Après ses études, elle a trouvé un emploi de réceptionniste dans un hôtel, mais avec l’avènement d’Internet, elle a réalisé que travailler avec des ordinateurs lui donnerait la liberté de travailler où elle voulait. “Quand j’ai parlé à une amie de mes aspirations, elle m’a fait remarquer que j’aimais les livres et les magazines, donc que je devrais devenir éditrice. C’est ce que j’ai fini par faire”, dit-elle.
Elle a été embauchée à temps partiel chez ASCII (désormais ASCII Media Works), une maison d’édition spécialisée dans les magazines informatiques. “Je travaillais pour MAC People, une publication consacrée aux produits Apple et qui s’adressait aux utilisateurs débutants ou intermédiaires. Aujourd’hui, la publication assistée par ordinateur (PAO) est la règle, mais à l’époque, les magazines d’ASCII étaient les seuls à y recourir. Ils étaient vraiment à la pointe du progrès. Ma première chance de participer à un travail lié à la bière a été la série Let’s meet at the bar publiée dans ce même magazine vers 2003-2004. Nous rencontrions des gens de l’industrie informatique pour parler de leur travail autour d’une bière ou deux. Puis un ancien collègue qui savait que j’aimais la bière m’a dit qu’il envisageait de faire un mook sur le sujet et m’a demandé d’y contribuer. Il a été le premier de la série intitulée Gokujô no bîru o nomô ! [Buvons la meilleure bière].”
A l’époque, les bières étrangères suscitaient un engouement particulier, mais les microbrasseries locales étaient généralement négligées. “J’ai commencé par faire des recherches sur les magasins et les bars spécialisés dans les marques belges, allemandes et autres marques étrangères”, explique-t-elle. “Je pense que le principal facteur qui a participé à la sensibilisation des gens à la production artisanale japonaise a été la chaîne de bars Craft Beer Market créée en 2011. Tout à coup, vous aviez plusieurs endroits qui proposaient de la bonne nourriture et des bières que personne n’avait goûtées auparavant et à des prix raisonnables. Cela a suscité beaucoup de discussions et favorisé l’intérêt à l’égard des bières artisanales japonaises. Grâce à cette chaîne, le nombre de nouveaux amateurs de bière a également augmenté de manière significative”, ajoute Noda Ikuko.
“D’un point de vue commercial, on ne peut pas dire que la bière artisanale ait une marge bénéficiaire élevée en raison des coûts de production élevés.
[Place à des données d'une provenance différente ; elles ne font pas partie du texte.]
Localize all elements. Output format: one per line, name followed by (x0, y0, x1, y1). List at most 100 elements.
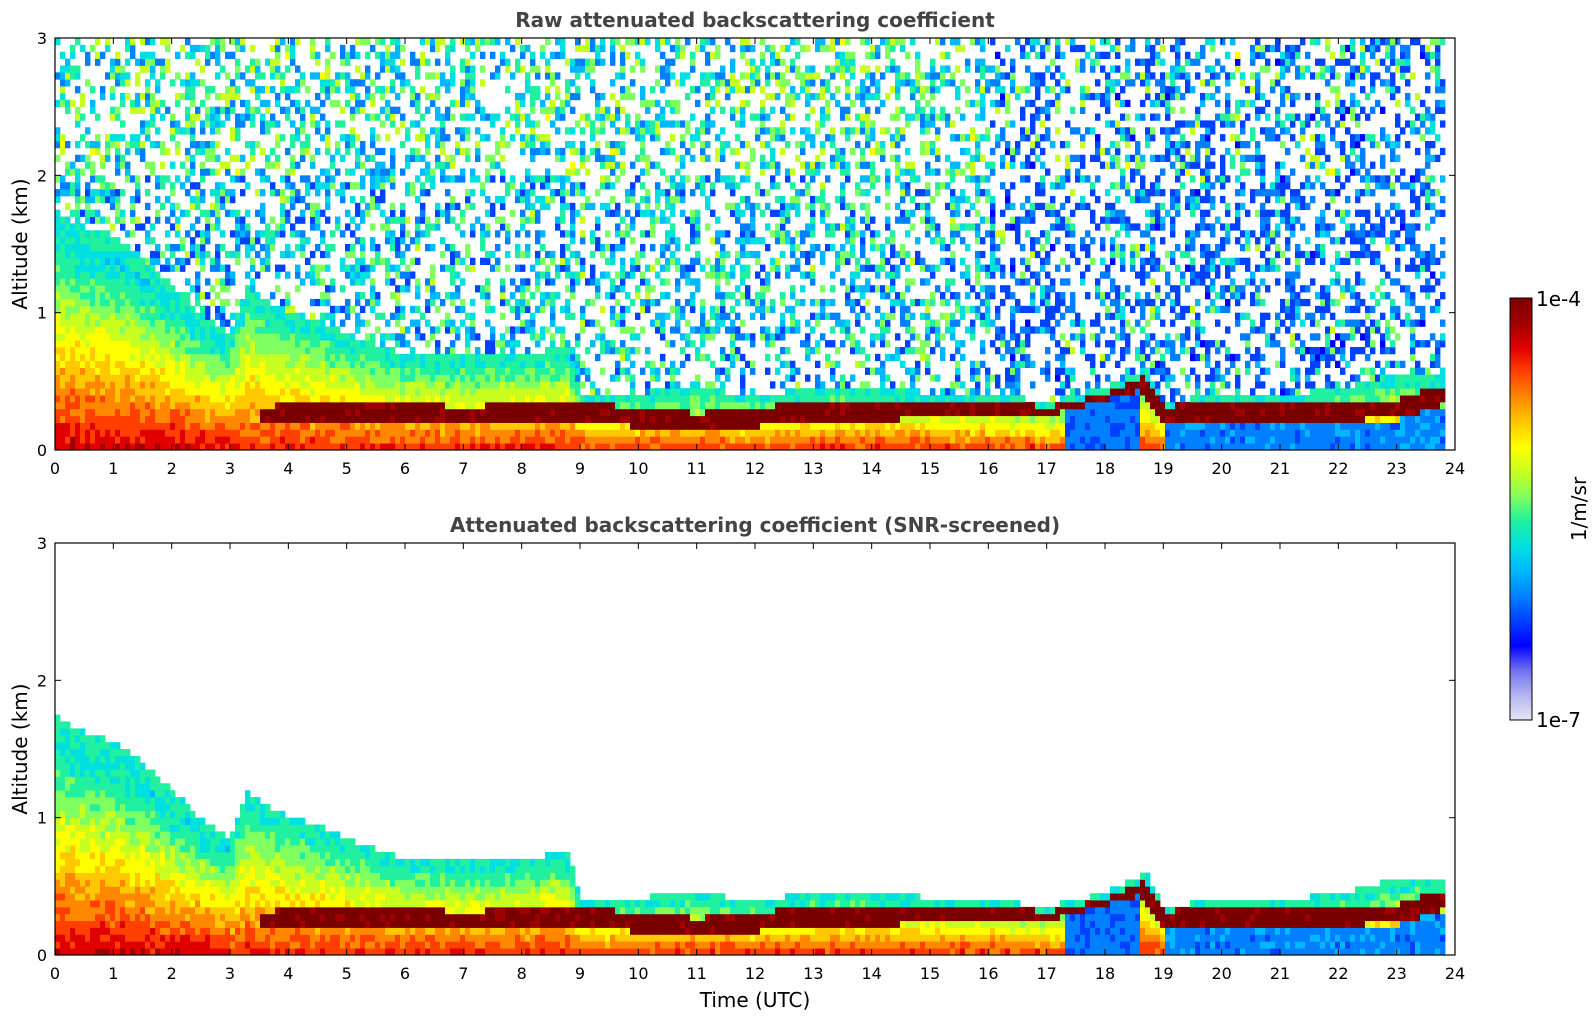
heatmap-cell (435, 422, 441, 430)
heatmap-cell (355, 237, 361, 245)
heatmap-cell (275, 305, 281, 314)
heatmap-cell (530, 443, 536, 450)
heatmap-cell (390, 347, 396, 355)
heatmap-cell (185, 312, 191, 320)
heatmap-cell (405, 415, 411, 423)
heatmap-cell (465, 340, 471, 348)
heatmap-cell (670, 408, 676, 417)
heatmap-cell (300, 195, 306, 204)
heatmap-cell (455, 127, 461, 135)
heatmap-cell (535, 175, 541, 183)
heatmap-cell (295, 374, 301, 382)
heatmap-cell (390, 216, 396, 224)
heatmap-cell (185, 72, 191, 80)
heatmap-cell (125, 367, 131, 375)
heatmap-cell (120, 189, 126, 197)
heatmap-cell (295, 38, 301, 46)
heatmap-cell (85, 298, 91, 307)
heatmap-cell (655, 127, 661, 135)
heatmap-cell (265, 264, 271, 272)
heatmap-cell (540, 333, 546, 341)
heatmap-cell (265, 106, 271, 114)
heatmap-cell (70, 360, 76, 368)
heatmap-cell (75, 360, 81, 368)
heatmap-cell (630, 223, 636, 231)
heatmap-cell (215, 443, 221, 450)
heatmap-cell (420, 381, 426, 389)
heatmap-cell (155, 99, 161, 108)
heatmap-cell (715, 367, 721, 375)
heatmap-cell (250, 79, 256, 87)
heatmap-cell (465, 189, 471, 197)
heatmap-cell (90, 99, 96, 108)
heatmap-cell (655, 326, 661, 334)
heatmap-cell (220, 106, 226, 114)
heatmap-cell (65, 141, 71, 149)
heatmap-cell (480, 244, 486, 252)
heatmap-cell (345, 312, 351, 320)
heatmap-cell (145, 216, 151, 224)
heatmap-cell (190, 367, 196, 375)
heatmap-cell (180, 92, 186, 101)
heatmap-cell (300, 422, 306, 430)
heatmap-cell (60, 92, 66, 101)
heatmap-cell (355, 161, 361, 169)
heatmap-cell (310, 388, 316, 396)
heatmap-cell (420, 38, 426, 46)
heatmap-cell (345, 209, 351, 217)
heatmap-cell (675, 154, 681, 162)
heatmap-cell (85, 51, 91, 59)
heatmap-cell (555, 216, 561, 224)
heatmap-cell (100, 264, 106, 272)
heatmap-cell (535, 388, 541, 396)
heatmap-cell (440, 436, 446, 444)
heatmap-cell (280, 175, 286, 183)
heatmap-cell (395, 360, 401, 368)
heatmap-cell (415, 429, 421, 437)
heatmap-cell (660, 292, 666, 300)
heatmap-cell (215, 38, 221, 46)
heatmap-cell (560, 182, 566, 190)
heatmap-cell (70, 223, 76, 231)
heatmap-cell (220, 298, 226, 307)
heatmap-cell (85, 340, 91, 348)
heatmap-cell (545, 92, 551, 101)
heatmap-cell (70, 443, 76, 450)
heatmap-cell (55, 209, 61, 217)
heatmap-cell (235, 209, 241, 217)
heatmap-cell (665, 65, 671, 73)
heatmap-cell (525, 395, 531, 403)
heatmap-cell (355, 298, 361, 307)
heatmap-cell (235, 298, 241, 307)
heatmap-cell (215, 429, 221, 437)
heatmap-cell (675, 298, 681, 307)
heatmap-cell (200, 353, 206, 362)
heatmap-cell (265, 244, 271, 252)
heatmap-cell (305, 141, 311, 149)
heatmap-cell (75, 340, 81, 348)
heatmap-cell (575, 443, 581, 450)
heatmap-cell (130, 271, 136, 279)
heatmap-cell (130, 333, 136, 341)
heatmap-cell (605, 271, 611, 279)
heatmap-cell (65, 374, 71, 382)
heatmap-cell (355, 395, 361, 403)
heatmap-cell (195, 395, 201, 403)
heatmap-cell (105, 367, 111, 375)
heatmap-cell (65, 388, 71, 396)
heatmap-cell (245, 340, 251, 348)
heatmap-cell (90, 305, 96, 314)
heatmap-cell (230, 250, 236, 259)
heatmap-cell (315, 374, 321, 382)
heatmap-cell (490, 443, 496, 450)
heatmap-cell (235, 436, 241, 444)
heatmap-cell (480, 113, 486, 121)
heatmap-cell (235, 360, 241, 368)
heatmap-cell (135, 175, 141, 183)
heatmap-cell (450, 257, 456, 265)
heatmap-cell (245, 443, 251, 450)
heatmap-cell (200, 436, 206, 444)
heatmap-cell (610, 154, 616, 162)
heatmap-cell (145, 353, 151, 362)
heatmap-cell (530, 367, 536, 375)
Lorsqu’il s’agit de bière étrangère, il faut y ajouter les frais d’importation. Mais ce bar a introduit un système de prix uniforme à deux niveaux (actuellement, il est de 490 yens (4€) pour un verre et de 790 yens (6,6€) pour une pinte, ce qui est très compétitif) qui sont relativement peu coûteux pour le marché japonais. A partir de là, le nombre de bars à bière artisanaux a augmenté très rapidement.”
Selon elle, cela a permis de transformer progressivement l’univers des bars à bière. “Sans aucun doute, il s’agit de la grande tendance de ces dernières années. Un nouveau type de lieu est apparu qui offre une expérience complète en créant un espace où l’on peut déguster de la bonne bière et de la bonne nourriture, avec une belle ambiance et une gamme de bières toujours évolutive. C’est une nouvelle philosophie dans la mesure où les clients sont encouragés à interagir avec les propriétaires qui sont toujours heureux de partager leurs connaissances pour les aider à choisir la bonne bière”, souligne la journaliste.
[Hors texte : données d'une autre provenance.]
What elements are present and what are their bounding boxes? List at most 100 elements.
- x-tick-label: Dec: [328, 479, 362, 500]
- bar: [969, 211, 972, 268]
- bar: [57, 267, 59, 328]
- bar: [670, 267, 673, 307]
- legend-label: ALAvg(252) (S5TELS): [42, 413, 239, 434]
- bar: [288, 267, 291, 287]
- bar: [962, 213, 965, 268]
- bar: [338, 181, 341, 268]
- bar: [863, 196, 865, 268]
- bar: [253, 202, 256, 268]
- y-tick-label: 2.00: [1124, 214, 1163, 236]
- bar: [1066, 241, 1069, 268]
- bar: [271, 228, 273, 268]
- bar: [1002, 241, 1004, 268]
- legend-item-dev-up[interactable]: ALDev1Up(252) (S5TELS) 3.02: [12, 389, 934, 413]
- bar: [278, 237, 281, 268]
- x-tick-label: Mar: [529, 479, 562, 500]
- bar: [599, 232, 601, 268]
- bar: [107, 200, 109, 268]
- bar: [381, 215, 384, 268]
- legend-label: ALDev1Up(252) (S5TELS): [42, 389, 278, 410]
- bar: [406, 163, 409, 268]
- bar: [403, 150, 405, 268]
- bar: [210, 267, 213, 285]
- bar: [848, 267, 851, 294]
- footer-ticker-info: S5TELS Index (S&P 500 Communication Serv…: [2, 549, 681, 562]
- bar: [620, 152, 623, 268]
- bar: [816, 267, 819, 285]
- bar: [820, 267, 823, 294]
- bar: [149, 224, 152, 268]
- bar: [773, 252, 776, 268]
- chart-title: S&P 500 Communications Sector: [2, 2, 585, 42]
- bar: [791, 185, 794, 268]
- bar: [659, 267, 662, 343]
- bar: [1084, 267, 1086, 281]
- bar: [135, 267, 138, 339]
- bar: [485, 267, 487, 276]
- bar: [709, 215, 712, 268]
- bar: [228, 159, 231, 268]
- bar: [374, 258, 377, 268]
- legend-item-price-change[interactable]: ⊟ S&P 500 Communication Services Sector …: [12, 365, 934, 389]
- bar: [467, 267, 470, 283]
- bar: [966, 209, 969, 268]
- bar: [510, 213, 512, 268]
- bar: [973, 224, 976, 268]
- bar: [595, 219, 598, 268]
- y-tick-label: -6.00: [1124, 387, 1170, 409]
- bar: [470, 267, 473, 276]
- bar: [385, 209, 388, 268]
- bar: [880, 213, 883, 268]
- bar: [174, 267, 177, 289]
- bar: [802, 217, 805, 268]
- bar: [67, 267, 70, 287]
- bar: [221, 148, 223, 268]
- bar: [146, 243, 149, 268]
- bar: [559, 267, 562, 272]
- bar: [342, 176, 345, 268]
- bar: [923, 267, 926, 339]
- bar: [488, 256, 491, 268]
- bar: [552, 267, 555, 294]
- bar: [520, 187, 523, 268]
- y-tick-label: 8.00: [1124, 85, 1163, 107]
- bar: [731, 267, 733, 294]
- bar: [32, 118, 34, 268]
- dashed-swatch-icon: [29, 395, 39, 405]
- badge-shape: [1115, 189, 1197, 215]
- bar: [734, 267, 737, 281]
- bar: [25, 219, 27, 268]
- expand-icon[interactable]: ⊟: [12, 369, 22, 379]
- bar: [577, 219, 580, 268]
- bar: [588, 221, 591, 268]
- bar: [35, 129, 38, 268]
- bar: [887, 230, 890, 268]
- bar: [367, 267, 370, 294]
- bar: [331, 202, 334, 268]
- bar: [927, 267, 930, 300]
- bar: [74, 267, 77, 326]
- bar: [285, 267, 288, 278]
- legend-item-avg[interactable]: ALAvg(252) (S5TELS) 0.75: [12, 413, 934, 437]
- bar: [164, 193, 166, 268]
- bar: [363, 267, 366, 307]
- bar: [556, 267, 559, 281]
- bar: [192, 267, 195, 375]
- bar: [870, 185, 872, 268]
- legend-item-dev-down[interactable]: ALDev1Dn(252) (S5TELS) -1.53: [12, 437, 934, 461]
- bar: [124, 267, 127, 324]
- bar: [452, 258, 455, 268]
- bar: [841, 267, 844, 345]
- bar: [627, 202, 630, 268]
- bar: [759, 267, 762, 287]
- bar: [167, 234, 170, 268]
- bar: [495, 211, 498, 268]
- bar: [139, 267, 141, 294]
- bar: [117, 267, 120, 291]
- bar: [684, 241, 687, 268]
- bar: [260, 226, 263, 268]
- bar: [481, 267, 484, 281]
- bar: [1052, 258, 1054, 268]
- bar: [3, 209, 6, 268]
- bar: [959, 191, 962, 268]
Il y a actuellement plus de 400 microbrasseries au Japon, et le marché de la bière artisanale, bien qu’encore modeste, est en constante croissance. “L’engouement actuel a commencé en 1994, lorsque le gouvernement a assoupli ses règles fiscales”, explique-t-elle. “Cependant, beaucoup de bières artisanales, ou jibîru (bières locales) comme on les appelait, produites jusqu’au début des années 2000 étaient chères et plutôt mauvaises parce que beaucoup de brasseurs n’avaient ni l’expérience ni le savoir-faire nécessaires. C’était le genre de bière fantaisie que les touristes pouvaient être tentés d’acheter comme souvenir, mais ils ne commettaient jamais l’erreur d’en acheter une deuxième fois.
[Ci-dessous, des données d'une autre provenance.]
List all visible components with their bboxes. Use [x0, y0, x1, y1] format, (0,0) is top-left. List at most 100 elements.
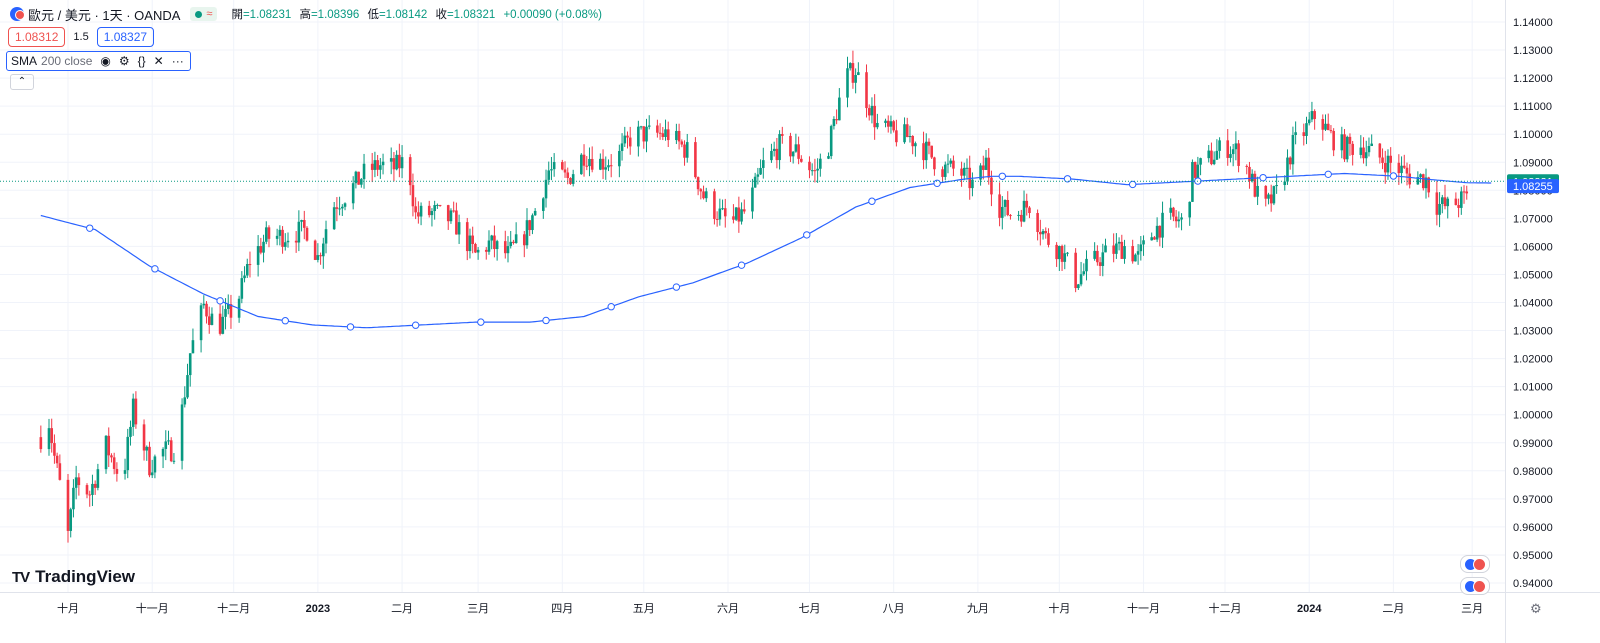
y-tick-label: 1.02000: [1513, 354, 1553, 366]
candle: [759, 159, 762, 175]
candle: [770, 143, 773, 163]
settings-icon[interactable]: ⚙: [118, 54, 130, 68]
candle: [164, 430, 168, 461]
candle: [1326, 113, 1330, 131]
price-axis[interactable]: 1.14000 1.13000 1.12000 1.11000 1.10000 1.090…: [1505, 0, 1553, 643]
candle: [1174, 209, 1178, 228]
candle: [1131, 239, 1134, 264]
candle: [1101, 243, 1105, 277]
sma-marker: [477, 318, 485, 326]
candle: [987, 148, 991, 185]
candle: [490, 234, 493, 250]
candle: [1288, 156, 1292, 170]
candle: [493, 225, 496, 258]
candle: [1210, 142, 1213, 166]
candle: [742, 199, 746, 214]
candle: [1275, 174, 1278, 194]
candle: [53, 434, 56, 464]
candle: [66, 473, 70, 543]
buy-price-button[interactable]: 1.08327: [96, 27, 155, 47]
ohlc-change: +0.00090 (+0.08%): [503, 9, 602, 21]
currency-flags-icon[interactable]: [1460, 577, 1490, 595]
candle: [305, 226, 309, 242]
sma-price-label: 1.08255: [1513, 181, 1553, 193]
y-tick-label: 1.04000: [1513, 298, 1553, 310]
currency-flags-icon[interactable]: [1460, 555, 1490, 573]
candle: [528, 219, 532, 236]
sma-marker: [998, 172, 1007, 180]
x-tick-label: 三月: [1461, 603, 1483, 615]
indicator-legend[interactable]: SMA 200 close ◉ ⚙ {} ✕ ···: [6, 51, 191, 71]
candle: [740, 202, 743, 225]
candle: [664, 119, 667, 141]
chart-settings-icon[interactable]: ⚙: [1530, 601, 1542, 616]
candle: [607, 159, 610, 172]
candle: [1427, 176, 1431, 198]
candle: [666, 121, 670, 148]
close-icon[interactable]: ✕: [153, 54, 164, 68]
candle: [474, 242, 477, 254]
ohlc-low-label: 低: [367, 9, 379, 21]
candle: [1020, 209, 1023, 227]
candle: [552, 153, 556, 177]
trade-bar: 1.08312 1.5 1.08327: [8, 27, 155, 47]
x-tick-label: 八月: [883, 603, 905, 615]
candle: [341, 204, 344, 217]
candle: [207, 306, 211, 334]
y-tick-label: 1.03000: [1513, 326, 1553, 338]
candle: [1237, 139, 1240, 173]
candle: [131, 393, 135, 436]
x-tick-label: 十月: [57, 601, 79, 615]
candle: [1047, 228, 1050, 248]
more-icon[interactable]: ···: [171, 54, 184, 68]
candle: [1115, 233, 1118, 259]
candlestick-series: [39, 50, 1469, 543]
candle: [713, 188, 716, 225]
candle: [723, 198, 727, 228]
time-axis[interactable]: 十月 十一月 十二月 2023 二月 三月 四月 五月 六月 七月 八月 九月 十月 十一月 十二月 2024…: [0, 592, 1600, 616]
ohlc-close-label: 收: [435, 9, 447, 21]
candle: [1351, 140, 1354, 166]
candle: [172, 453, 176, 465]
candle: [335, 197, 339, 222]
candle: [1250, 169, 1254, 183]
candle: [1343, 129, 1346, 162]
candle: [819, 153, 822, 177]
candle: [835, 109, 838, 125]
source-code-icon[interactable]: {}: [137, 54, 146, 68]
collapse-legend-button[interactable]: ⌃: [10, 74, 34, 90]
candle: [186, 363, 189, 399]
sell-price-button[interactable]: 1.08312: [8, 27, 66, 47]
candle: [922, 131, 925, 170]
candle: [889, 115, 893, 134]
candle: [430, 208, 434, 227]
x-tick-label: 十二月: [217, 601, 250, 615]
candle: [88, 490, 92, 507]
price-labels: 1.083211.08255: [0, 174, 1559, 194]
eye-icon[interactable]: ◉: [100, 54, 111, 68]
candle: [438, 204, 442, 207]
candle: [1096, 245, 1099, 266]
x-tick-label: 九月: [967, 602, 989, 615]
tradingview-logo[interactable]: TV TradingView: [12, 567, 135, 587]
candle: [813, 158, 817, 183]
candle: [1332, 128, 1335, 157]
candle: [732, 204, 735, 224]
candle: [373, 151, 377, 178]
candle: [465, 217, 469, 261]
candle: [370, 152, 374, 183]
candle: [1286, 149, 1289, 185]
candle: [601, 149, 605, 180]
candle: [1345, 135, 1349, 163]
candle: [1231, 143, 1235, 167]
candle: [794, 133, 798, 153]
candle: [962, 162, 966, 181]
candle: [142, 419, 146, 461]
sma-marker: [672, 283, 681, 291]
market-status-badge[interactable]: ≈: [190, 7, 218, 21]
candle: [800, 155, 803, 163]
symbol-title[interactable]: 歐元 / 美元 · 1天 · OANDA: [28, 7, 181, 23]
candle: [522, 230, 526, 258]
candle: [808, 156, 811, 179]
“Les choses ont commencé à changer il y a environ 10-15 ans, lorsque les brasseurs japonais ont voulu présenter leurs produits dans les compétitions internationales. Mais le véritable tournant s’est produit en 2015, lorsque les quatre grandes entreprises japonaises ont commencé à investir dans la fabrication artisanale de la bière. Les ventes de bière étaient en baisse depuis plusieurs années, et elles avaient besoin d’un nouveau produit qui diffère du style habituel de la Pilsner qui dominait le marché depuis le début du XXe siècle. Kirin, en particulier, a pris la tête du peloton en coopérant avec des microbrasseries locales et en partageant sa longue expérience et son immense savoir-faire technique. Cette collaboration a contribué à augmenter considérablement la qualité moyenne de la bière artisanale au Japon”, assure Noda Ikuko.
Elle se montre particulièrement optimiste vis-à-vis du rôle que Kirin, Asahi et les autres grands brasseurs peuvent jouer dans la diversification du marché national de la bière. “Rappelez-vous ce qu’ils ont fait avec le happôshu et la bière “nouveau genre”. Ils méritent beaucoup de respect pour avoir créé ces nouvelles boissons très populaires. Cela dit, je trouve dommage qu’ils aient utilisé leur expérience et une technologie supérieure pour développer quelque chose comme le happôshu. Après tout, il n’a été créé que pour éviter la taxe punitive sur l’alcool. Si vous voulez mon avis, ils auraient pu faire un bien meilleur usage de leurs compétences. De plus, ces nouveaux produits ont favorisé une certaine confusion, car il y a certaines bières étrangères – de vraies bières – qui, au Japon, sont étiquetées comme happôshu uniquement parce qu’elles contiennent de la coriandre ou des fruits et ont une faible teneur en alcool.”
D’après la journaliste, l’autre événement important qui s’est produit ces dernières années est le changement d’état d’esprit des producteurs de bière artisanale. “A l’origine, la fabrication de la bière a été importée de l’étranger. Même le concept de bière artisanale dans son ensemble est né en Europe, puis a été adopté, développé et allégé par les brasseurs américains. Quant aux brasseurs japonais, pendant de nombreuses années, ils se sont contentés de copier la fabrication de la bière étrangère, qu’elle soit de style britannique ou américain. Mais ces dernières années, ils ont appris à introduire des méthodes de brassage originales et des ingrédients locaux tels que des herbes japonaises, des algues, etc. Le type que les brasseurs japonais fabriquent très bien est la bière aux fruits. Chaque région est célèbre pour un certain fruit, et les brasseurs les utilisent à leur avantage. Pêches, natsu mikan (oranges d’été amères), pamplemousses, etc. Les brasseurs japonais savent très bien trouver le juste équilibre entre les caractéristiques de la bière et les particularités des fruits”, assure-t-elle.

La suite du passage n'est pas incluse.